Fomalhaut b, formally named Dagon (/ˈdɡən/), is an expanding dust cloud and former candidate planet observed near the A-type main-sequence star Fomalhaut, approximately 25 light-years away in the constellation of Piscis Austrinus. The object's discovery was initially announced in 2008 and confirmed in 2012 via images taken with the Advanced Camera for Surveys (ACS) on the Hubble Space Telescope. Under the working hypothesis that the object was a planet, it was reported in January 2013 that it had a highly elliptical orbit with a period of 1,700 Earth years. The object was one of those selected by the International Astronomical Union as part of NameExoWorlds, their public process for giving proper names to exoplanets. The process involved public nomination and voting for the new name. In December 2015, the IAU announced the winning name was Dagon.

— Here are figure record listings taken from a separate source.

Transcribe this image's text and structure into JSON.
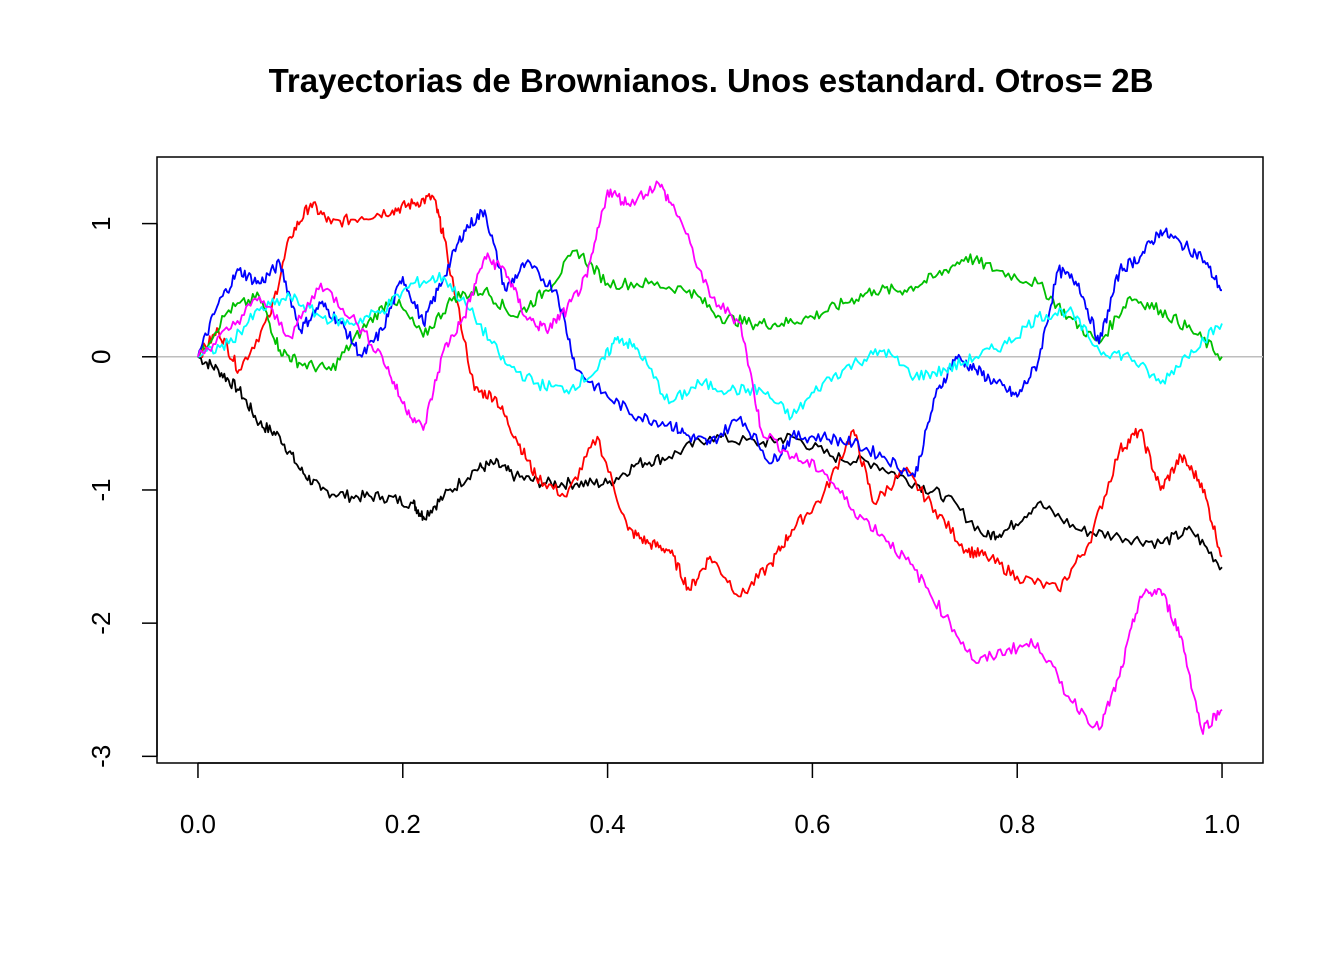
{
  "chart_data": {
    "type": "line",
    "title": "Trayectorias de Brownianos. Unos estandard. Otros= 2B",
    "xlabel": "",
    "ylabel": "",
    "xlim": [
      -0.04,
      1.04
    ],
    "ylim": [
      -3.05,
      1.5
    ],
    "x_ticks": [
      0.0,
      0.2,
      0.4,
      0.6,
      0.8,
      1.0
    ],
    "x_tick_labels": [
      "0.0",
      "0.2",
      "0.4",
      "0.6",
      "0.8",
      "1.0"
    ],
    "y_ticks": [
      -3,
      -2,
      -1,
      0,
      1
    ],
    "y_tick_labels": [
      "-3",
      "-2",
      "-1",
      "0",
      "1"
    ],
    "reference_line": {
      "y": 0,
      "color": "#bebebe"
    },
    "grid": false,
    "legend": "none",
    "series": [
      {
        "color": "#000000",
        "x": [
          0.0,
          0.02,
          0.04,
          0.06,
          0.08,
          0.1,
          0.12,
          0.15,
          0.18,
          0.21,
          0.22,
          0.24,
          0.27,
          0.29,
          0.31,
          0.34,
          0.37,
          0.4,
          0.43,
          0.46,
          0.5,
          0.55,
          0.58,
          0.62,
          0.66,
          0.7,
          0.73,
          0.77,
          0.79,
          0.82,
          0.86,
          0.9,
          0.94,
          0.97,
          1.0
        ],
        "y": [
          0.0,
          -0.1,
          -0.25,
          -0.5,
          -0.6,
          -0.85,
          -1.0,
          -1.05,
          -1.05,
          -1.1,
          -1.2,
          -1.05,
          -0.85,
          -0.8,
          -0.9,
          -0.95,
          -0.95,
          -0.95,
          -0.8,
          -0.75,
          -0.6,
          -0.65,
          -0.6,
          -0.75,
          -0.8,
          -0.95,
          -1.05,
          -1.35,
          -1.3,
          -1.1,
          -1.3,
          -1.35,
          -1.4,
          -1.3,
          -1.58
        ]
      },
      {
        "color": "#ff0000",
        "x": [
          0.0,
          0.02,
          0.04,
          0.07,
          0.09,
          0.11,
          0.13,
          0.16,
          0.19,
          0.21,
          0.23,
          0.24,
          0.27,
          0.29,
          0.31,
          0.33,
          0.36,
          0.39,
          0.42,
          0.44,
          0.46,
          0.48,
          0.5,
          0.53,
          0.56,
          0.58,
          0.61,
          0.64,
          0.66,
          0.69,
          0.72,
          0.75,
          0.77,
          0.8,
          0.84,
          0.87,
          0.9,
          0.92,
          0.94,
          0.96,
          0.98,
          1.0
        ],
        "y": [
          0.0,
          0.2,
          -0.1,
          0.3,
          0.9,
          1.15,
          1.0,
          1.05,
          1.1,
          1.15,
          1.2,
          0.9,
          -0.25,
          -0.3,
          -0.6,
          -0.9,
          -1.05,
          -0.6,
          -1.3,
          -1.4,
          -1.45,
          -1.75,
          -1.5,
          -1.8,
          -1.55,
          -1.3,
          -1.05,
          -0.55,
          -1.1,
          -0.85,
          -1.15,
          -1.45,
          -1.5,
          -1.65,
          -1.75,
          -1.4,
          -0.7,
          -0.55,
          -1.0,
          -0.75,
          -0.95,
          -1.5
        ]
      },
      {
        "color": "#00bf00",
        "x": [
          0.0,
          0.03,
          0.06,
          0.08,
          0.1,
          0.13,
          0.16,
          0.19,
          0.22,
          0.25,
          0.28,
          0.31,
          0.34,
          0.37,
          0.4,
          0.44,
          0.48,
          0.51,
          0.54,
          0.57,
          0.6,
          0.63,
          0.66,
          0.69,
          0.72,
          0.75,
          0.78,
          0.82,
          0.85,
          0.88,
          0.91,
          0.94,
          0.97,
          1.0
        ],
        "y": [
          0.0,
          0.35,
          0.45,
          0.05,
          -0.05,
          -0.1,
          0.2,
          0.45,
          0.15,
          0.45,
          0.5,
          0.3,
          0.5,
          0.8,
          0.55,
          0.55,
          0.5,
          0.3,
          0.25,
          0.25,
          0.3,
          0.4,
          0.5,
          0.5,
          0.6,
          0.75,
          0.65,
          0.55,
          0.3,
          0.1,
          0.45,
          0.35,
          0.2,
          0.0
        ]
      },
      {
        "color": "#0000ff",
        "x": [
          0.0,
          0.02,
          0.04,
          0.06,
          0.08,
          0.1,
          0.12,
          0.14,
          0.16,
          0.18,
          0.2,
          0.22,
          0.24,
          0.26,
          0.28,
          0.3,
          0.32,
          0.35,
          0.37,
          0.4,
          0.43,
          0.46,
          0.48,
          0.5,
          0.53,
          0.56,
          0.58,
          0.61,
          0.64,
          0.67,
          0.7,
          0.72,
          0.74,
          0.76,
          0.78,
          0.8,
          0.82,
          0.84,
          0.86,
          0.88,
          0.9,
          0.92,
          0.94,
          0.96,
          0.98,
          1.0
        ],
        "y": [
          0.0,
          0.4,
          0.65,
          0.55,
          0.7,
          0.2,
          0.4,
          0.25,
          0.0,
          0.2,
          0.6,
          0.25,
          0.6,
          0.95,
          1.1,
          0.5,
          0.7,
          0.5,
          -0.1,
          -0.3,
          -0.45,
          -0.5,
          -0.6,
          -0.65,
          -0.45,
          -0.8,
          -0.6,
          -0.6,
          -0.65,
          -0.75,
          -0.9,
          -0.3,
          0.0,
          -0.1,
          -0.2,
          -0.3,
          -0.05,
          0.65,
          0.55,
          0.1,
          0.65,
          0.75,
          0.95,
          0.85,
          0.75,
          0.5
        ]
      },
      {
        "color": "#00ffff",
        "x": [
          0.0,
          0.03,
          0.06,
          0.09,
          0.12,
          0.15,
          0.18,
          0.21,
          0.24,
          0.27,
          0.3,
          0.33,
          0.36,
          0.39,
          0.41,
          0.43,
          0.46,
          0.49,
          0.52,
          0.55,
          0.58,
          0.61,
          0.64,
          0.67,
          0.7,
          0.73,
          0.76,
          0.79,
          0.82,
          0.85,
          0.88,
          0.91,
          0.94,
          0.97,
          1.0
        ],
        "y": [
          0.0,
          0.1,
          0.35,
          0.45,
          0.3,
          0.25,
          0.35,
          0.55,
          0.6,
          0.3,
          -0.05,
          -0.2,
          -0.25,
          -0.1,
          0.15,
          0.05,
          -0.35,
          -0.2,
          -0.25,
          -0.25,
          -0.45,
          -0.2,
          -0.05,
          0.05,
          -0.15,
          -0.1,
          0.0,
          0.1,
          0.3,
          0.35,
          0.05,
          0.0,
          -0.2,
          0.05,
          0.25
        ]
      },
      {
        "color": "#ff00ff",
        "x": [
          0.0,
          0.03,
          0.06,
          0.09,
          0.12,
          0.15,
          0.18,
          0.2,
          0.22,
          0.24,
          0.26,
          0.28,
          0.3,
          0.32,
          0.34,
          0.36,
          0.38,
          0.4,
          0.42,
          0.45,
          0.47,
          0.5,
          0.53,
          0.55,
          0.58,
          0.61,
          0.64,
          0.67,
          0.7,
          0.73,
          0.76,
          0.79,
          0.82,
          0.85,
          0.88,
          0.9,
          0.92,
          0.94,
          0.96,
          0.98,
          1.0
        ],
        "y": [
          0.0,
          0.2,
          0.45,
          0.15,
          0.55,
          0.3,
          0.0,
          -0.35,
          -0.55,
          0.05,
          0.3,
          0.75,
          0.65,
          0.3,
          0.2,
          0.35,
          0.6,
          1.25,
          1.15,
          1.3,
          1.05,
          0.45,
          0.25,
          -0.55,
          -0.75,
          -0.85,
          -1.15,
          -1.35,
          -1.6,
          -1.95,
          -2.3,
          -2.2,
          -2.15,
          -2.55,
          -2.8,
          -2.4,
          -1.8,
          -1.75,
          -2.1,
          -2.8,
          -2.65
        ]
      }
    ]
  }
}
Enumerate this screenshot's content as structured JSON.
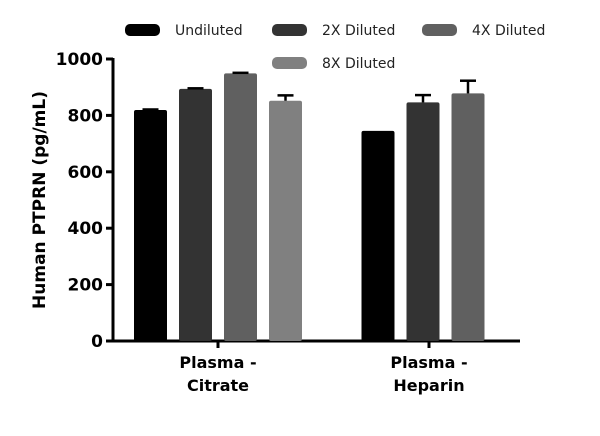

The planetary hypothesis has since fallen out of favor; more gathered data suggested a dust or debris cloud is far more likely, and the object was placed on an escape trajectory. In 2023, a team of researchers used the James Webb Space Telescope's MIRI to probe the complex dust environment around the Fomalhaut. They discovered a new intermediate dust belt that might be shepherded by an unseen planet and suggested that the blob, Fomalhaut b, could have originated in this belt. The recent research of the Fomalhaut system used the JWST's NIRCam equipped with coronagraphs to probe the complex dust ring in different wavelengths of infrared light. The absence of detection in certain wavelengths support the idea that Fomalhaut b is not a massive planet but rather a dust cloud resulting from a collision among planetesimals.